Wednesday , April 24 2024
A new movie explores poet John Keats's love affair with Fanny Brawne.

Keats in Love

One of the topics on Slate‘s Culture Gabfest for the week of September 23 was Jane Campion’s new John Keats biopic, Bright Star. The film, which has opened in selected cities around the country, was previously shown at both Cannes and the Toronto Film Festival. A. O. Scott, in the New York Times called it “ravishing.” On the other coast, Kenneth Turan said Campion “marries heartbreaking passion to formidable filmmaking restraint.” For the most part Slate’s gabbers agree. Although it will take awhile for the film to reach Western Pennsylvania, if ever, it sounds like a film that lovers of Keats’ poetry, indeed lovers of all kinds, will look forward to seeing.

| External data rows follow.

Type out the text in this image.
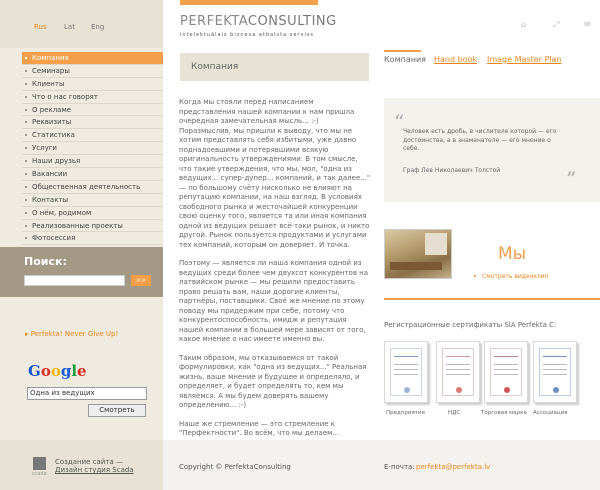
Rus Lat Eng
Компания
Семинары
Клиенты
Что о нас говорят
О рекламе
Реквизиты
Статистика
Услуги
Наши друзья
Вакансии
Общественная деятельность
Контакты
О нём, родимом
Реализованные проекты
Фотосессия
Поиск:
>>
▸ Perfekta! Never Give Up!
Google
Одна из ведущих
Смотреть
PERFEKTACONSULTING
intelektuālais biznesa atbalsta serviss
⌂	⤢	✉
Компания

Когда мы стояли перед написанием представления нашей компании к нам пришла очередная замечательная мысль... :-) Поразмыслив, мы пришли к выводу, что мы не хотим представлять себя избитыми, уже давно поднадоевшими и потерявшими всякую оригинальность утверждениями. В том смысле, что такие утверждения, что мы, мол, "одна из ведущих... супер-дупер... компаний, и так далее..." — по большому счёту нисколько не влияют на репутацию компании, на наш взгляд. В условиях свободного рынка и жесточайшей конкуренции свою оценку того, является та или иная компания одной из ведущих решает всё-таки рынок, и никто другой. Рынок пользуется продуктами и услугами тех компаний, которым он доверяет. И точка.

Поэтому — является ли наша компания одной из ведущих среди более чем двухсот конкурентов на латвийском рынке — мы решили предоставить право решать вам, наши дорогие клиенты, партнёры, поставщики. Своё же мнение по этому поводу мы придержим при себе, потому что конкурентоспособность, имидж и репутация нашей компании в большей мере зависят от того, какое мнение о нас имеете именно вы.

Таким образом, мы отказываемся от такой формулировки, как "одна из ведущих..." Реальная жизнь, ваше мнение и будущее и определяло, и определяет, и будет определять то, кем мы являемся. А мы будем доверять вашему определению... :-)

Наше же стремление — это стремление к "Перфектности". Во всём, что мы делаем...

Компания Hand book Image Master Plan
“
Человек есть дробь, в числителе которой — его достоинства, а в знаменателе — его мнение о себе.
Граф Лев Николаевич Толстой	”
Мы
▸ Смотреть видеоклип
Регистрационные сертификаты SIA Perfekta C:
Предприятия	НДС	Торговая марка Ассоциация
scada
Создание сайта —
Дизайн студия Scada	Copyright © PerfektaConsulting	E-почта: perfekta@perfekta.lv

Keats deserves the attention. He is a poet whose best work equals anything the English language has to offer. “A thing of beauty” was emblazoned on the wall on one side of the stage of my high school auditorium in Brooklyn, “is a joy forever” on the other. “On First Reading Chapman’s Homer” was probably the first of his poems that we actually studied, the first of his “realms of gold” that we “traveled.” Later there were the great “Odes” and “The Eve of St. Agnes,” “Lamia” and the sonnets — even “Bright Star,” the sonnet that gives the movie its title. But like most everything we were forced to read in high school and later in college, Keats’ poetry was something to honor in name, not actually to read.

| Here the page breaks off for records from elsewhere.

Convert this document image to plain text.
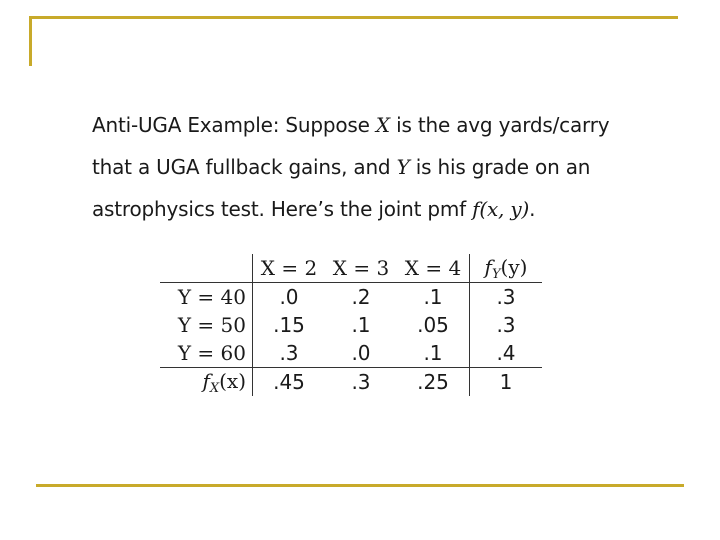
Anti-UGA Example: Suppose X is the avg yards/carry
that a UGA fullback gains, and Y is his grade on an
astrophysics test. Here’s the joint pmf f(x, y).
	X = 2	X = 3	X = 4	$f_Y(y)$
Y = 40	.0	.2	.1	.3
Y = 50	.15	.1	.05	.3
Y = 60	.3	.0	.1	.4
$f_X(x)$	.45	.3	.25	1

He got little enough attention during his short life, and what little he did get was not always very good. He died at 25 of what was then called consumption, now tuberculosis. Born to the working class, in an age when with few exceptions poets were from the moneyed classes, he worked as a pharmacist, and pharmacist poets commanded little respect. Critical reaction to his published work was quite negative. He was associated with the radical poets of the day, most notably Leigh Hunt, who was seen as a mentor, in what one reviewer called “the Cockney School of poetry.” The reviews of his work were so poor that they gave rise to the myth, cultivated by both Byron and Shelley, that Keats was so crushed by them that he sickened and died – in effect, that the bad reviews killed him.

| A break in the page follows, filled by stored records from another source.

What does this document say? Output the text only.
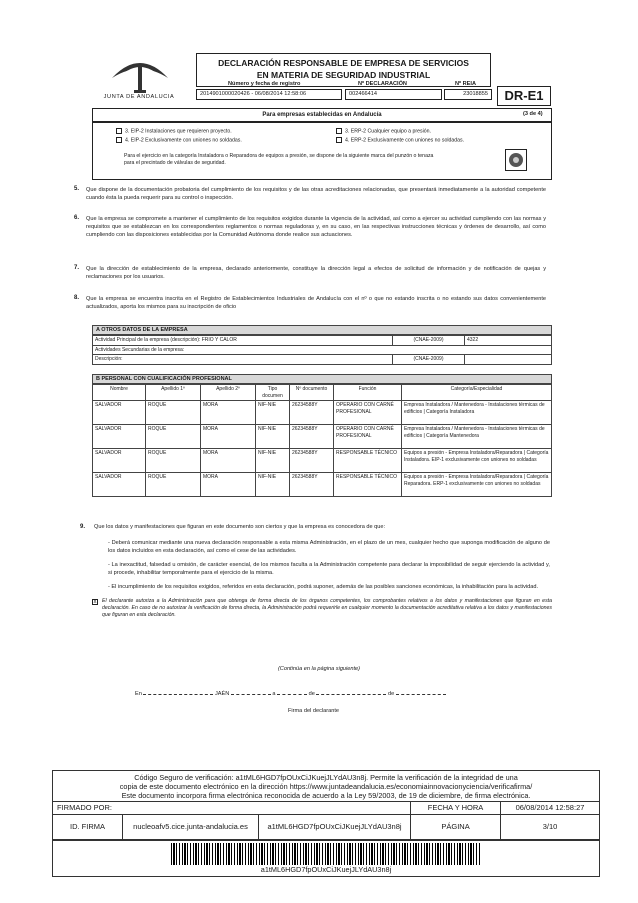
JUNTA DE ANDALUCIA
DECLARACIÓN RESPONSABLE DE EMPRESA DE SERVICIOS
EN MATERIA DE SEGURIDAD INDUSTRIAL
Número y fecha de registro	Nº DECLARACIÓN	Nº REIA
2014901000020426 - 06/08/2014 12:58:06	002466414	23018855	DR-E1
Para empresas establecidas en Andalucía	(3 de 4)
3. EIP-2 Instalaciones que requieren proyecto.
4. EIP-2 Exclusivamente con uniones no soldadas.
3. ERP-2 Cualquier equipo a presión.
4. ERP-2 Exclusivamente con uniones no soldadas.
Para el ejercicio en la categoría Instaladora o Reparadora de equipos a presión, se dispone de la siguiente marca del punzón o tenaza para el precintado de válvulas de seguridad.
5. Que dispone de la documentación probatoria del cumplimiento de los requisitos y de las otras acreditaciones relacionadas, que presentará inmediatamente a la autoridad competente cuando ésta la pueda requerir para su control o inspección.
6. Que la empresa se compromete a mantener el cumplimiento de los requisitos exigidos durante la vigencia de la actividad, así como a ejercer su actividad cumpliendo con las normas y requisitos que se establezcan en los correspondientes reglamentos o normas reguladoras y, en su caso, en las respectivas instrucciones técnicas y órdenes de desarrollo, así como cumpliendo con las disposiciones establecidas por la Comunidad Autónoma donde realice sus actuaciones.
7. Que la dirección de establecimiento de la empresa, declarado anteriormente, constituye la dirección legal a efectos de solicitud de información y de notificación de quejas y reclamaciones por los usuarios.
8. Que la empresa se encuentra inscrita en el Registro de Establecimientos Industriales de Andalucía con el nº o que no estando inscrita o no estando sus datos convenientemente actualizados, aporta los mismos para su inscripción de oficio
A OTROS DATOS DE LA EMPRESA
Actividad Principal de la empresa (descripción): FRIO Y CALOR	(CNAE-2009)	4322
Actividades Secundarias de la empresa:		
Descripción:	(CNAE-2009)	
B PERSONAL CON CUALIFICACIÓN PROFESIONAL
Nombre	Apellido 1º	Apellido 2º	Tipo documen	Nº documento	Función	Categoría/Especialidad
SALVADOR	ROQUE	MORA	NIF-NIE	26234588Y	OPERARIO CON CARNÉ PROFESIONAL	Empresa Instaladora / Mantenedora - Instalaciones térmicas de edificios | Categoría Instaladora
SALVADOR	ROQUE	MORA	NIF-NIE	26234588Y	OPERARIO CON CARNÉ PROFESIONAL	Empresa Instaladora / Mantenedora - Instalaciones térmicas de edificios | Categoría Mantenedora
SALVADOR	ROQUE	MORA	NIF-NIE	26234588Y	RESPONSABLE TÉCNICO	Equipos a presión - Empresa Instaladora/Reparadora | Categoría Instaladora. EIP-1 exclusivamente con uniones no soldadas
SALVADOR	ROQUE	MORA	NIF-NIE	26234588Y	RESPONSABLE TÉCNICO	Equipos a presión - Empresa Instaladora/Reparadora | Categoría Reparadora. ERP-1 exclusivamente con uniones no soldadas
9. Que los datos y manifestaciones que figuran en este documento son ciertos y que la empresa es conocedora de que:
- Deberá comunicar mediante una nueva declaración responsable a esta misma Administración, en el plazo de un mes, cualquier hecho que suponga modificación de alguno de los datos incluidos en esta declaración, así como el cese de las actividades.
- La inexactitud, falsedad u omisión, de carácter esencial, de los mismos faculta a la Administración competente para declarar la imposibilidad de seguir ejerciendo la actividad y, si procede, inhabilitar temporalmente para el ejercicio de la misma.
- El incumplimiento de los requisitos exigidos, referidos en esta declaración, podrá suponer, además de las posibles sanciones económicas, la inhabilitación para la actividad.
x El declarante autoriza a la Administración para que obtenga de forma directa de los órganos competentes, los comprobantes relativos a los datos y manifestaciones que figuran en esta declaración. En caso de no autorizar la verificación de forma directa, la Administración podrá requerirle en cualquier momento la documentación acreditativa relativa a los datos y manifestaciones que figuran en esta declaración.
(Continúa en la página siguiente)
En	JAÉN	a	de	de
Firma del declarante
Código Seguro de verificación: a1tML6HGD7fpOUxCiJKuejJLYdAU3n8j. Permite la verificación de la integridad de una
copia de este documento electrónico en la dirección https://www.juntadeandalucia.es/economiainnovacionyciencia/verificafirma/
Este documento incorpora firma electrónica reconocida de acuerdo a la Ley 59/2003, de 19 de diciembre, de firma electrónica.
FIRMADO POR:			FECHA Y HORA	06/08/2014 12:58:27
ID. FIRMA	nucleoafv5.cice.junta-andalucia.es	a1tML6HGD7fpOUxCiJKuejJLYdAU3n8j	PÁGINA	3/10
a1tML6HGD7fpOUxCiJKuejJLYdAU3n8j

Of course, the film focuses on the love affair between Keats and Fanny Brawne, a love destined to go nowhere, both because of Keats’ financial status and his sickness. The film captures an affair filled with moments of joy and moments of disappointment. Passions were unleashed: as when Keats and his friend Brown fight over Fanny. If the picture of women presented in some of Keats’ later poetry is any indication, his affair with Fanny was not always sweetness and light. In “Lamia” a snake takes the form of a woman to entrance the young hero, who eventually dies when she is exposed. “La Belle Dame sans Merci” is a model of the cruel mistress, who holds the young knight in thrall. This is a far cry from the idyllic vision of “The Eve of St. Agnes,” where the lovers can escape together to a happier place.

Love, as Keats portrays it, is as much about sorrow as it is about joy. If you want to find true melancholy, Keats says in the “Ode on Melancholy,” gaze into the eyes of your mistress and recognize her mortality, recognize that her beauty is ephemeral: “She dwells with Beauty — Beauty that must die.” Still, when all is said and done, what else is there? One can only hope that Campion’s film doesn’t turn Keats’ angst into something saccharine. From all accounts it avoids that pitfall.